Description of problem: At this moment we're forced to reset EAP 6 with HQ backup after failback so failover can happen again. However, we do not have CLI operation to restart HornetQ server only, so we have to restart JBoss server instance. But, when HornetQ is configured as co-located live-backup, hornetq live server have to be restarted in conjunction with hornetq backup server. This will be a problem. Please add CLI operation to restart HornetQ server without restarting JBoss server instance. Similar issue was discussed in BZ#1013536. The BZ added "max-saved-replicated-journal-size" option only but it did not add CLI operation to restart hornetq server only.
Setting severity "high" as there is customer waiting for this.
@Jeff: we have the stop/start method on the Server. but he's saying it's not part of the CLI. Can you make sure it's possible to include it?

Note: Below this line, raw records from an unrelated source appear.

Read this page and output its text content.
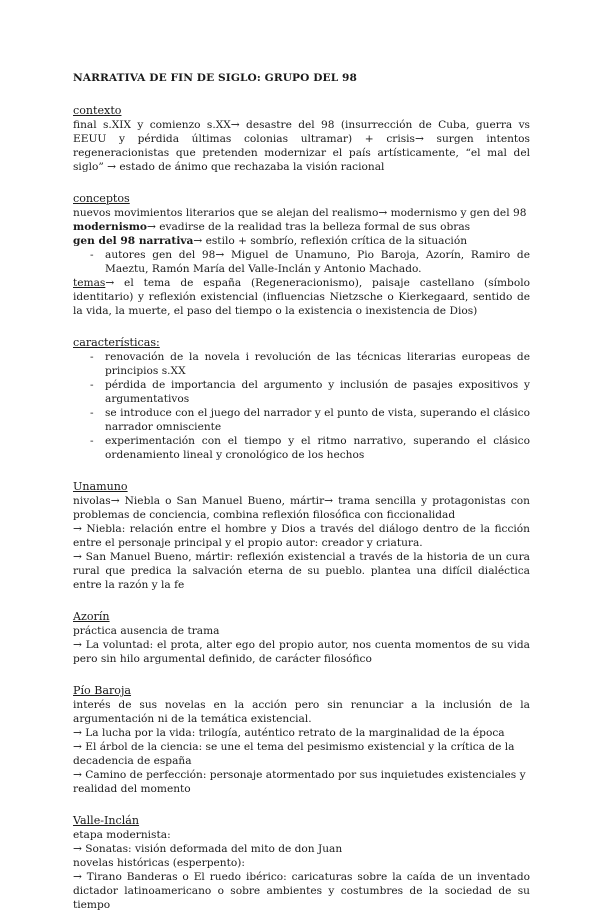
NARRATIVA DE FIN DE SIGLO: GRUPO DEL 98
contexto

final s.XIX y comienzo s.XX→ desastre del 98 (insurrección de Cuba, guerra vs EEUU y pérdida últimas colonias ultramar) + crisis→ surgen intentos regeneracionistas que pretenden modernizar el país artísticamente, “el mal del siglo” → estado de ánimo que rechazaba la visión racional

conceptos

nuevos movimientos literarios que se alejan del realismo→ modernismo y gen del 98

modernismo→ evadirse de la realidad tras la belleza formal de sus obras

gen del 98 narrativa→ estilo + sombrío, reflexión crítica de la situación

- autores gen del 98→ Miguel de Unamuno, Pio Baroja, Azorín, Ramiro de Maeztu, Ramón María del Valle-Inclán y Antonio Machado.

temas→ el tema de españa (Regeneracionismo), paisaje castellano (símbolo identitario) y reflexión existencial (influencias Nietzsche o Kierkegaard, sentido de la vida, la muerte, el paso del tiempo o la existencia o inexistencia de Dios)

características:
- renovación de la novela i revolución de las técnicas literarias europeas de principios s.XX
- pérdida de importancia del argumento y inclusión de pasajes expositivos y argumentativos
- se introduce con el juego del narrador y el punto de vista, superando el clásico narrador omnisciente
- experimentación con el tiempo y el ritmo narrativo, superando el clásico ordenamiento lineal y cronológico de los hechos
Unamuno

nivolas→ Niebla o San Manuel Bueno, mártir→ trama sencilla y protagonistas con problemas de conciencia, combina reflexión filosófica con ficcionalidad

→ Niebla: relación entre el hombre y Dios a través del diálogo dentro de la ficción entre el personaje principal y el propio autor: creador y criatura.

→ San Manuel Bueno, mártir: reflexión existencial a través de la historia de un cura rural que predica la salvación eterna de su pueblo. plantea una difícil dialéctica entre la razón y la fe

Azorín

práctica ausencia de trama

→ La voluntad: el prota, alter ego del propio autor, nos cuenta momentos de su vida pero sin hilo argumental definido, de carácter filosófico

Pío Baroja

interés de sus novelas en la acción pero sin renunciar a la inclusión de la argumentación ni de la temática existencial.

→ La lucha por la vida: trilogía, auténtico retrato de la marginalidad de la época

→ El árbol de la ciencia: se une el tema del pesimismo existencial y la crítica de la decadencia de españa

→ Camino de perfección: personaje atormentado por sus inquietudes existenciales y realidad del momento

Valle-Inclán

etapa modernista:

→ Sonatas: visión deformada del mito de don Juan

novelas históricas (esperpento):

→ Tirano Banderas o El ruedo ibérico: caricaturas sobre la caída de un inventado dictador latinoamericano o sobre ambientes y costumbres de la sociedad de su tiempo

as a workaround the customer can use JMX for this oepration. The stop/start is exposed there.
(In reply to Clebert Suconic from comment #3) > as a workaround the customer can use JMX for this oepration. The stop/start > is exposed there. What is the name of MBean? I can not find it. I just started EAP 6 with standalone-full.xml and connect to the instance via jconsole. I checked MBeans under jboss.as:subsystem=messaging and jboss.as:extension=org.jboss.as.messaging but there's no start or stop operations.
you have to enable JMX on the messaging model through the standalone config on Wildfly / EAP. I don't remember the exact name now.. (You can feed it here for future references) But we certainly have a method to start / stop the server through management and internal APIs. Jeff knows well about it.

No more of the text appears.